テレビの生放送のような熱気が漂うスタジオ。
撮影:横山耕太郎
在宅勤務により、社内のコミュニケーションが希薄になったと感じている人は多い。
人材サービス大手アデコが7月に実施したアンケート(600人が回答)では、「リモートワークの課題」について選択してもらうと、「チーム間でのコミュニケーション不足」が最多。管理職で33%、一般職で43%が、コミュニケーション不足に課題を感じているということが分かった。
リモート環境でのコミュニケーション方法が模索される中、社員約1000人が参加する大規模なオンライン飲み会が開催された。
1000人もの社員が、オンライン上で参加する飲み会は成立するのか?現場を取材した。
まるでテレビの生放送
若手社員らがオンライン飲み会の司会を務めた。
撮影:横山耕太郎
「こちら等々力スタジオからお送りしています。在宅勤務が続いていますが、『楽しむことを忘れない』という気持ちで、今年はオンラインで開催します」
グリーンバックのスタジオには、撮影用のカメラが3台、大型モニターのほか、参加者を把握するためのノートパソコン約10台が用意された。

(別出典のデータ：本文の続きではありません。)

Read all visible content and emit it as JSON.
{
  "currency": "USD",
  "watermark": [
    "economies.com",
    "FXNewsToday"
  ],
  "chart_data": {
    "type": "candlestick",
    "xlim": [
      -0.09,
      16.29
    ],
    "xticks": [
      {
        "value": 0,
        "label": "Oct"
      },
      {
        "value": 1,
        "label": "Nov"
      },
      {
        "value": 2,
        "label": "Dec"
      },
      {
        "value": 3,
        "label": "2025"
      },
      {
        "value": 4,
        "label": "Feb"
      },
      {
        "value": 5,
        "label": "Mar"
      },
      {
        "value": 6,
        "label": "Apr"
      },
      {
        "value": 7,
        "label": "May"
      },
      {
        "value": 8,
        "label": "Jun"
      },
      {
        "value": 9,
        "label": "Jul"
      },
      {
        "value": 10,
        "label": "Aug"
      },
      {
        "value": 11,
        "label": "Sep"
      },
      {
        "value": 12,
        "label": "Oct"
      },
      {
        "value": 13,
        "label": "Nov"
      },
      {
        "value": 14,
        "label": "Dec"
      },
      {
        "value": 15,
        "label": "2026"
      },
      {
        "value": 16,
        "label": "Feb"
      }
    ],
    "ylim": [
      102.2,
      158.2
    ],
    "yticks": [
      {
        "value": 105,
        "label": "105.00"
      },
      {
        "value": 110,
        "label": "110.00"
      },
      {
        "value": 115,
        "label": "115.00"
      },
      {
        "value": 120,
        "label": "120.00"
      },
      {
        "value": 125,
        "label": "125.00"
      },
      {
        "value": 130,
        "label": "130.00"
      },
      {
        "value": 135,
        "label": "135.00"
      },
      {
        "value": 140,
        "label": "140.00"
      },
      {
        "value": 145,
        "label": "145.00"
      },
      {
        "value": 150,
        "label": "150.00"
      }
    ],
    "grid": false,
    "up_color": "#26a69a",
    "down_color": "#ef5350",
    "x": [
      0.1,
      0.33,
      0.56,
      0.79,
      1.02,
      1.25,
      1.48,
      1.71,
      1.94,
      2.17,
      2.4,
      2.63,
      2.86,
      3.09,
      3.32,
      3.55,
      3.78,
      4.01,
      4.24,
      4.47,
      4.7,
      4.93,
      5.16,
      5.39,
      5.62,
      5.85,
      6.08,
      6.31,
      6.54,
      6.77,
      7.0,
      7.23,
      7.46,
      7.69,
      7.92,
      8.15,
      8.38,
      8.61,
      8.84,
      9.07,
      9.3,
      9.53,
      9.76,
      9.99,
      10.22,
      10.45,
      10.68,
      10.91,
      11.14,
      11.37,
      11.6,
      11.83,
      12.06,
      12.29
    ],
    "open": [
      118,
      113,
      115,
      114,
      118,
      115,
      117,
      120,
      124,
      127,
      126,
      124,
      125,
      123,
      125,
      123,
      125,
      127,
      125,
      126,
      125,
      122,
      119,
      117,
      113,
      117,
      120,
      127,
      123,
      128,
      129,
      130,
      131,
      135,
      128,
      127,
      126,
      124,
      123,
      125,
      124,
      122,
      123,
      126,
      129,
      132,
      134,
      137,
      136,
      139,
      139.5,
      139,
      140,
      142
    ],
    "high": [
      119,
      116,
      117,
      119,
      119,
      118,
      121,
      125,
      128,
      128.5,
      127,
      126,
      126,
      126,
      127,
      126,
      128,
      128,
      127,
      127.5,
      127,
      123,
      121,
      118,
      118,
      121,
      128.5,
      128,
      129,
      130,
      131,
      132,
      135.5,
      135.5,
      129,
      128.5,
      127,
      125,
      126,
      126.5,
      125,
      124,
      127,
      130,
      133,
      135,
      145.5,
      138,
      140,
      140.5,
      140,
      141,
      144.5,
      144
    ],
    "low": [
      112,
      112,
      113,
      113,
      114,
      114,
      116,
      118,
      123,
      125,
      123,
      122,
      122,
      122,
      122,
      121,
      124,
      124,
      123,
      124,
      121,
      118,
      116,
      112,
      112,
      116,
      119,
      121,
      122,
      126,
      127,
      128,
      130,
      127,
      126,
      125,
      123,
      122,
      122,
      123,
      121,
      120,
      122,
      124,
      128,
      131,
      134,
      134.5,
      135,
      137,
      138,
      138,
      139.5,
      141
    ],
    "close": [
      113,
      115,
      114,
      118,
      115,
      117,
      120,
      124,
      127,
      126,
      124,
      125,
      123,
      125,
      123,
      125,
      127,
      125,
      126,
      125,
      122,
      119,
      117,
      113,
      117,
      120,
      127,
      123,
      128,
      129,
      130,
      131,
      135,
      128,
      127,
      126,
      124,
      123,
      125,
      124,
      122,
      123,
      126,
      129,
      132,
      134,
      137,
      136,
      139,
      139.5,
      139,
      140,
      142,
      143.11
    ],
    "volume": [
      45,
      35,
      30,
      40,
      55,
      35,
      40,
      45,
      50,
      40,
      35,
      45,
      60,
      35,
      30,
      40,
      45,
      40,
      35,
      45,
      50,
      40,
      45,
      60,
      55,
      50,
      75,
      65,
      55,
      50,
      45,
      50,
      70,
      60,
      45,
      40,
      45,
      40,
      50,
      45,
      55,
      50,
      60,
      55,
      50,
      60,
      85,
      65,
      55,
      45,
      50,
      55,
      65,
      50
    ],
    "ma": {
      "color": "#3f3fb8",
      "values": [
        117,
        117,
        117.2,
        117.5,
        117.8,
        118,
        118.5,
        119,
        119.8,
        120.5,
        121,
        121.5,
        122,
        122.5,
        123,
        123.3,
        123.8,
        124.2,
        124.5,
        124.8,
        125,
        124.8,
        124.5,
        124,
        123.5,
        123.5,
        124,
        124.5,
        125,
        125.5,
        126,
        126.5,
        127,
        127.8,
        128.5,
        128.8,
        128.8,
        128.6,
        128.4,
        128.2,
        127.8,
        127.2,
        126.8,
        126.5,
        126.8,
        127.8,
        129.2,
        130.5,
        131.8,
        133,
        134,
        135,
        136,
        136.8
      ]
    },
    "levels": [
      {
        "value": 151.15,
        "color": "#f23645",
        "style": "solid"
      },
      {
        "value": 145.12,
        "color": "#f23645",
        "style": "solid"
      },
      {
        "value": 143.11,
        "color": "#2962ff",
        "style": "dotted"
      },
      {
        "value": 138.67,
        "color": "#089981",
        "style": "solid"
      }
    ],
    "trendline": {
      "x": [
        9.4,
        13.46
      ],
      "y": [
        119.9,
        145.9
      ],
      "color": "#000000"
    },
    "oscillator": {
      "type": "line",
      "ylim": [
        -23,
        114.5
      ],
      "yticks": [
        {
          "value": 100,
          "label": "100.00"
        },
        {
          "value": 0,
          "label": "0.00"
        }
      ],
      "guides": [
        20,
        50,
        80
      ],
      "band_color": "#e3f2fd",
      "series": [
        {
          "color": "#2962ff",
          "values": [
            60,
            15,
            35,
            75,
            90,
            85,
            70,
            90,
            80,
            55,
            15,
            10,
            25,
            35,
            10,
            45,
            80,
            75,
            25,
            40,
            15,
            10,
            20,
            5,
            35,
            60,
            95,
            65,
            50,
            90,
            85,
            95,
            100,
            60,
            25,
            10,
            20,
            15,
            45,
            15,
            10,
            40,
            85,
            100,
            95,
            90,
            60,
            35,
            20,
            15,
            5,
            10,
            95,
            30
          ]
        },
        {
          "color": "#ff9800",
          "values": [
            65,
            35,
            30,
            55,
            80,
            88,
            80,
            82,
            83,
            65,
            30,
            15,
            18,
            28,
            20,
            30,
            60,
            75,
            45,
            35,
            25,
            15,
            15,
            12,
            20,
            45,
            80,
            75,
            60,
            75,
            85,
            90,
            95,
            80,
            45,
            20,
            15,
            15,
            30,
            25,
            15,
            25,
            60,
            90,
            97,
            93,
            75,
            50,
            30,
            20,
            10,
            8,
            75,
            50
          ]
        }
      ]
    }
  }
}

テレビ番組の生放送さながらの設備だが、中継しているのは、あくまで「社員向け」のオンライン飲み会だ。
恒例のバーベキューが中止に…
オンライン飲み会に合わせて社員に支給されたお酒とおつまみ。ノンアルコール版も用意。
撮影:横山耕太郎
巨大オンライン飲み会を行ったのは、総合映像プロダクションの東北新社(社員数は連結で約1600人)。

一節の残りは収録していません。